As a case in point, the SSH protocol provides custom moduli, but i believe most SSH servers ship with a set of default moduli (e.g. the OpenSSH project ships a default set of moduli), and everyone just uses those.  In the OpenSSH case, the upstream moduli appear to be generated, tested and found to be safe primes on the basis of 100 rounds of Miller-Rabin (see moduli(5) and /etc/ssh/moduli on a debian system, for example), instead of generating proofs of primality (which are significantly more expensive).

Yesterday, OpenSSH updated the set of moduli they'll be distributing for the first time in 3 years [0] (this is better than the oakley groups, which haven't been updated!).  The new ones were also tested on the basis of 100 rounds of Miller-Rabin.  There is also discussion on the openssh-unix-dev mailing list that different distributions might consider shipping different sets of moduli, though this could potentially introduce a distro-fingerprinting attack in places where such an attack might not already exist.

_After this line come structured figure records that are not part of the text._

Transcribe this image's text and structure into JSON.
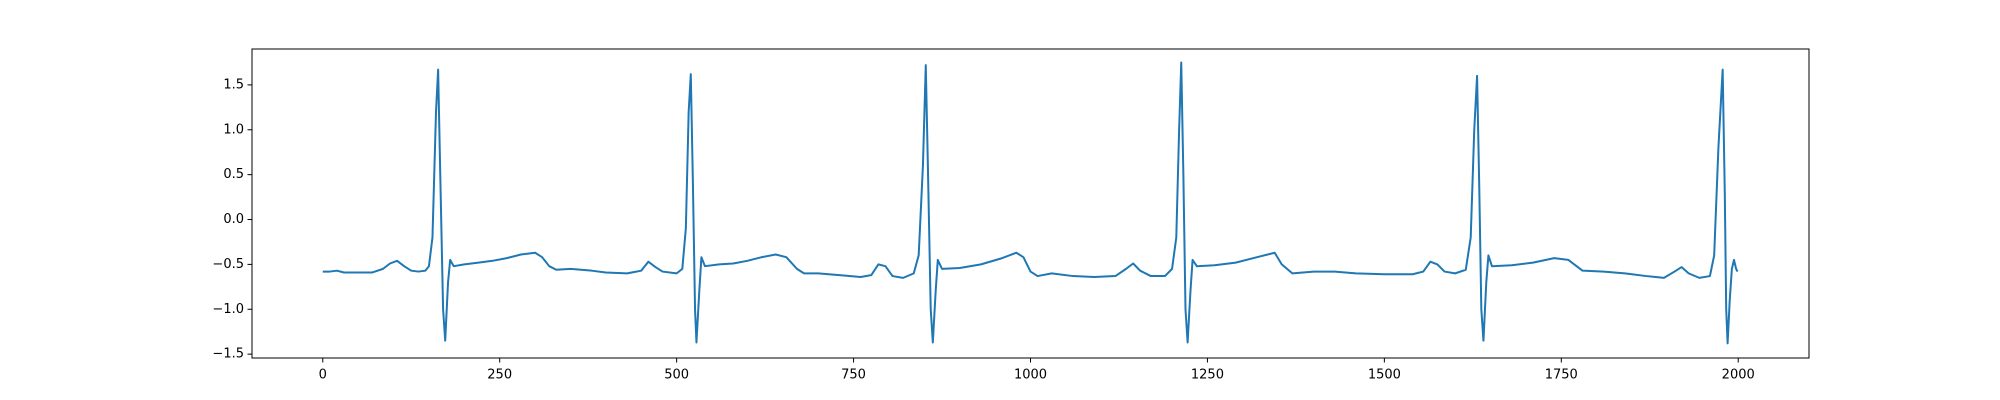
{
  "chart_data": {
    "type": "line",
    "x": [
      0,
      10,
      20,
      30,
      50,
      70,
      85,
      95,
      105,
      115,
      125,
      135,
      145,
      150,
      155,
      160,
      163,
      166,
      170,
      173,
      177,
      180,
      185,
      200,
      220,
      240,
      260,
      280,
      300,
      310,
      320,
      330,
      350,
      380,
      400,
      430,
      450,
      460,
      470,
      480,
      500,
      508,
      513,
      517,
      520,
      523,
      526,
      528,
      532,
      535,
      540,
      560,
      580,
      600,
      620,
      640,
      655,
      670,
      680,
      700,
      730,
      760,
      775,
      785,
      795,
      805,
      820,
      835,
      842,
      848,
      852,
      855,
      859,
      862,
      866,
      869,
      875,
      900,
      930,
      960,
      980,
      990,
      1000,
      1010,
      1030,
      1060,
      1090,
      1120,
      1135,
      1145,
      1155,
      1170,
      1190,
      1200,
      1206,
      1210,
      1213,
      1216,
      1219,
      1222,
      1226,
      1229,
      1235,
      1260,
      1290,
      1320,
      1345,
      1355,
      1370,
      1400,
      1430,
      1460,
      1500,
      1540,
      1555,
      1565,
      1575,
      1585,
      1600,
      1615,
      1622,
      1627,
      1631,
      1634,
      1637,
      1640,
      1644,
      1647,
      1652,
      1680,
      1710,
      1740,
      1760,
      1780,
      1810,
      1840,
      1870,
      1895,
      1910,
      1920,
      1930,
      1945,
      1960,
      1966,
      1972,
      1978,
      1981,
      1983,
      1985,
      1988,
      1991,
      1994,
      1997,
      1999
    ],
    "series": [
      {
        "color": "#1f77b4",
        "values": [
          -0.58,
          -0.58,
          -0.57,
          -0.59,
          -0.59,
          -0.59,
          -0.55,
          -0.49,
          -0.46,
          -0.52,
          -0.57,
          -0.58,
          -0.57,
          -0.52,
          -0.2,
          1.2,
          1.67,
          0.5,
          -1.0,
          -1.35,
          -0.7,
          -0.45,
          -0.52,
          -0.5,
          -0.48,
          -0.46,
          -0.43,
          -0.39,
          -0.37,
          -0.42,
          -0.52,
          -0.56,
          -0.55,
          -0.57,
          -0.59,
          -0.6,
          -0.57,
          -0.47,
          -0.53,
          -0.58,
          -0.6,
          -0.55,
          -0.1,
          1.2,
          1.62,
          0.4,
          -1.0,
          -1.37,
          -0.8,
          -0.42,
          -0.52,
          -0.5,
          -0.49,
          -0.46,
          -0.42,
          -0.39,
          -0.42,
          -0.55,
          -0.6,
          -0.6,
          -0.62,
          -0.64,
          -0.62,
          -0.5,
          -0.52,
          -0.63,
          -0.65,
          -0.6,
          -0.4,
          0.6,
          1.72,
          0.6,
          -1.0,
          -1.37,
          -0.8,
          -0.45,
          -0.55,
          -0.54,
          -0.5,
          -0.43,
          -0.37,
          -0.42,
          -0.58,
          -0.63,
          -0.6,
          -0.63,
          -0.64,
          -0.63,
          -0.55,
          -0.49,
          -0.57,
          -0.63,
          -0.63,
          -0.55,
          -0.2,
          1.0,
          1.75,
          0.5,
          -1.0,
          -1.37,
          -0.8,
          -0.45,
          -0.52,
          -0.51,
          -0.48,
          -0.42,
          -0.37,
          -0.5,
          -0.6,
          -0.58,
          -0.58,
          -0.6,
          -0.61,
          -0.61,
          -0.58,
          -0.47,
          -0.5,
          -0.58,
          -0.6,
          -0.56,
          -0.2,
          1.0,
          1.6,
          0.4,
          -1.0,
          -1.35,
          -0.7,
          -0.4,
          -0.52,
          -0.51,
          -0.48,
          -0.43,
          -0.45,
          -0.57,
          -0.58,
          -0.6,
          -0.63,
          -0.65,
          -0.58,
          -0.53,
          -0.6,
          -0.65,
          -0.63,
          -0.4,
          0.8,
          1.67,
          0.3,
          -1.0,
          -1.38,
          -0.9,
          -0.55,
          -0.45,
          -0.55,
          -0.58
        ]
      }
    ],
    "xlim": [
      -100,
      2100
    ],
    "ylim": [
      -1.543,
      1.9
    ],
    "xticks": [
      0,
      250,
      500,
      750,
      1000,
      1250,
      1500,
      1750,
      2000
    ],
    "yticks": [
      {
        "value": -1.5,
        "label": "−1.5"
      },
      {
        "value": -1.0,
        "label": "−1.0"
      },
      {
        "value": -0.5,
        "label": "−0.5"
      },
      {
        "value": 0,
        "label": "0.0"
      },
      {
        "value": 0.5,
        "label": "0.5"
      },
      {
        "value": 1.0,
        "label": "1.0"
      },
      {
        "value": 1.5,
        "label": "1.5"
      }
    ]
  }
}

We need protocol designs that simplify things for implementators and deployers, and that remove the need for expensive security checks that might be skipped for efficiency reasons. sufficiently large known-groups seem to solve that problem, as long as we deprecate smaller groups promptly.  I'm not sure that encouraging custom groups does, even though it sounds like it would be the safer option when everyone is playing by the best practice guidelines.